Hansen won the second and final round of team selection races Sunday in Park City, Utah, cementing her spot on the roster that the U.S. will send into the first half of the World Cup season that starts next month. That means Hansen is one step closer to securing an Olympic berth, something she narrowly missed four years ago.
'I've learned a lot. I've learned a lot about how I work mentally,' Hansen said Sunday in an interview with USA Luge. 'Obviously, no one wants to break their foot, but I'm capable of things that I never thought I would be capable of. I think that's the biggest deal in itself. Whether or not the Olympics happen or any of this works out, I think I've proven some things to myself and some people.'
Hansen got hurt in a training accident on Wednesday in Park City, when she encountered some trouble around Curve 14 and wound up slamming her foot into the track wall. By the time she finished that run, she was in tears and great pain, knowing something was wrong. And before long, team officials knew she needed X-rays, which confirmed the broken bone.
Two days later, she was back on the ice.
Two days after that, she beat a field of five women in the selection race with a combined two-run time of 1 minute, 29.601 seconds, or 0.147 seconds better than Julia Clukey.

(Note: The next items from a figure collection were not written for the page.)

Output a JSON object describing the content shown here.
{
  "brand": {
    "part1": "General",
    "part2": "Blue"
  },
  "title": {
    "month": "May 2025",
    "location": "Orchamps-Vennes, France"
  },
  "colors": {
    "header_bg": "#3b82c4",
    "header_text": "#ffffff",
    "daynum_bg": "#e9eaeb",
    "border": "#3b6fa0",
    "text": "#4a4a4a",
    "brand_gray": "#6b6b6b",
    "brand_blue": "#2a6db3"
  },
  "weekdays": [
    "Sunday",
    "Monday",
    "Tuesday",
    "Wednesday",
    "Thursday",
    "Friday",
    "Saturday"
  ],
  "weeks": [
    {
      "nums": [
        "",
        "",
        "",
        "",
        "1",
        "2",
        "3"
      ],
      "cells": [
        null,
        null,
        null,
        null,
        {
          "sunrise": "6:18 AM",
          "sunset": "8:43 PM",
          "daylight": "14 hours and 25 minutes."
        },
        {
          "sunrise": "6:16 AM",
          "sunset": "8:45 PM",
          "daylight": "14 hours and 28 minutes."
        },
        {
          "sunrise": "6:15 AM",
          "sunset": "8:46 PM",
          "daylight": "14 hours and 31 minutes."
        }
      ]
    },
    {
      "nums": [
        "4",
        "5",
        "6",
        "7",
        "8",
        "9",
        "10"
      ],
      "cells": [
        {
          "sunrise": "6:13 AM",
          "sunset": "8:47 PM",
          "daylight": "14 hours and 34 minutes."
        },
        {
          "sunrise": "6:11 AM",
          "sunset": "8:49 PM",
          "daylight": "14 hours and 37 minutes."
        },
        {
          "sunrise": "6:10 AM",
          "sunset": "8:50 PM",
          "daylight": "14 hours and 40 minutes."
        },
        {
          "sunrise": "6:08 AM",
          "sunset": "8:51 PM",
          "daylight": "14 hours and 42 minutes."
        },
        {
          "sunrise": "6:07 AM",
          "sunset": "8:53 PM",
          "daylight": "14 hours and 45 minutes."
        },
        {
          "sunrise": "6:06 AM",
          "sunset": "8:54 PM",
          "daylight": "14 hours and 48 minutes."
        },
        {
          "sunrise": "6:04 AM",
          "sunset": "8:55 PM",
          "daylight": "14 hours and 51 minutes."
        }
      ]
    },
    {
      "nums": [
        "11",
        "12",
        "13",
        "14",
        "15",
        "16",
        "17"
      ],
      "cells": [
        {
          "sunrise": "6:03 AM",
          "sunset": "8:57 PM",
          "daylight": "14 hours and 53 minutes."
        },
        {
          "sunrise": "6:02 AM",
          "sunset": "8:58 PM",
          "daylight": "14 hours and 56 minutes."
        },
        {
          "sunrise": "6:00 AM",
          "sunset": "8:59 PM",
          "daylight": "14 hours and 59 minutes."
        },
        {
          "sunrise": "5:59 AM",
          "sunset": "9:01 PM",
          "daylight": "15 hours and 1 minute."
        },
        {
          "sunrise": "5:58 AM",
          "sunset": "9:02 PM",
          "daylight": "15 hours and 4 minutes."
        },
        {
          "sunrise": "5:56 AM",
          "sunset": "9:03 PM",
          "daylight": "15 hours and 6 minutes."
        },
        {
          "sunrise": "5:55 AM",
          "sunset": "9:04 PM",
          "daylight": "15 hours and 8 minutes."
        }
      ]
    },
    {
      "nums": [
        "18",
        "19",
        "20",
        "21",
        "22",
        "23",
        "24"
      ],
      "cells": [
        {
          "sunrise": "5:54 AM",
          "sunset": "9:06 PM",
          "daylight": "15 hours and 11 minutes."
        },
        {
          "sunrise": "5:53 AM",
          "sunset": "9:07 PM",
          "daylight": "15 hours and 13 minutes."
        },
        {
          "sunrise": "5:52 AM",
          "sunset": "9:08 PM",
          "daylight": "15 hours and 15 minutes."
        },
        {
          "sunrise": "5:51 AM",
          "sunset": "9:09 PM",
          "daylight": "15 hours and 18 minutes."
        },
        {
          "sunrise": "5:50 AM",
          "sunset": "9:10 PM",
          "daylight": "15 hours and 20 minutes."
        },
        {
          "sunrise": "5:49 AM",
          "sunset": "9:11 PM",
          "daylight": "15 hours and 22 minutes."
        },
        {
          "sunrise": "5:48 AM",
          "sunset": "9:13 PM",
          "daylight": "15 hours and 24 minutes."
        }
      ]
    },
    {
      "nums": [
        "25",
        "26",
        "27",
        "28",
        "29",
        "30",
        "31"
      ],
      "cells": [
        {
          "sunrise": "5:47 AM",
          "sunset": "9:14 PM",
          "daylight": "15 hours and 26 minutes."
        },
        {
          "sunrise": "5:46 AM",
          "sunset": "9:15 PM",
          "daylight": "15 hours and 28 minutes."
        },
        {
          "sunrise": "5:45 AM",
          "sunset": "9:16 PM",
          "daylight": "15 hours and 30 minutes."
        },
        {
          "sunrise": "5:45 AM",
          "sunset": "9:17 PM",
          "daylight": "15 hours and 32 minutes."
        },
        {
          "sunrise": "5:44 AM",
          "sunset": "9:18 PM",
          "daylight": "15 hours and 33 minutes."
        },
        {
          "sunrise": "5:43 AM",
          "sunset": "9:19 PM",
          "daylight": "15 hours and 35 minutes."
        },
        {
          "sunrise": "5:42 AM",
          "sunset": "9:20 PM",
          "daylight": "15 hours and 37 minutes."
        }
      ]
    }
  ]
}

After one run, the time difference between first and fifth in the women's field was a mere 0.099 seconds.
'It's a crazy and ridiculous life we live,' Hansen said.
Hansen is among the sliders using new equipment that USA Luge is working with through a partnership with Dow Chemical, and she believes that, in time, she may be faster than ever.
An Olympic year would certainly be a good year for that to come together, too.
'I'm fully committed to these things,' Hansen said of the new runners that were rolled out on a limited basis late last season, with mostly rave reviews. 'I'm fully committed to making them work. I know what my other setup is like and I know what I can do on that, but I just really want to see the possibilities with these things. I have some feeling that they could really work out.'
Also Sunday in Park City, national champion Chris Mazdzer won the men's selection race, and the team of Matt Mortensen and Preston Griffall prevailed in the doubles competition.
Hansen, Clukey, Erin Hamlin and Summer Britcher will be the U.S. women's World Cup team to open the schedule. Mazdzer, Tucker West, Joe Mortensen and Taylor Morris will be the American lugers on the men's World Cup circuit to start the season.
Mortensen and Griffall, Jacob Hyrns and Andrew Sherk, and Christian Niccum and Jayson Terdiman will be the doubles pairings on the World Cup team.
'It was tight. Everything was on the line,' USA Luge head coach and sport program director Mark Grimmette said. 'Everyone wants to compete at the Olympics. They were going as fast as possible to qualify for Olympic team selection.'
World Cup racing starts in Norway next month, and is preceded by a training week on the Olympic track north of Sochi Nov. 1–7. The U.S. Olympic luge team will be picked in December, around the midpoint of the World Cup season.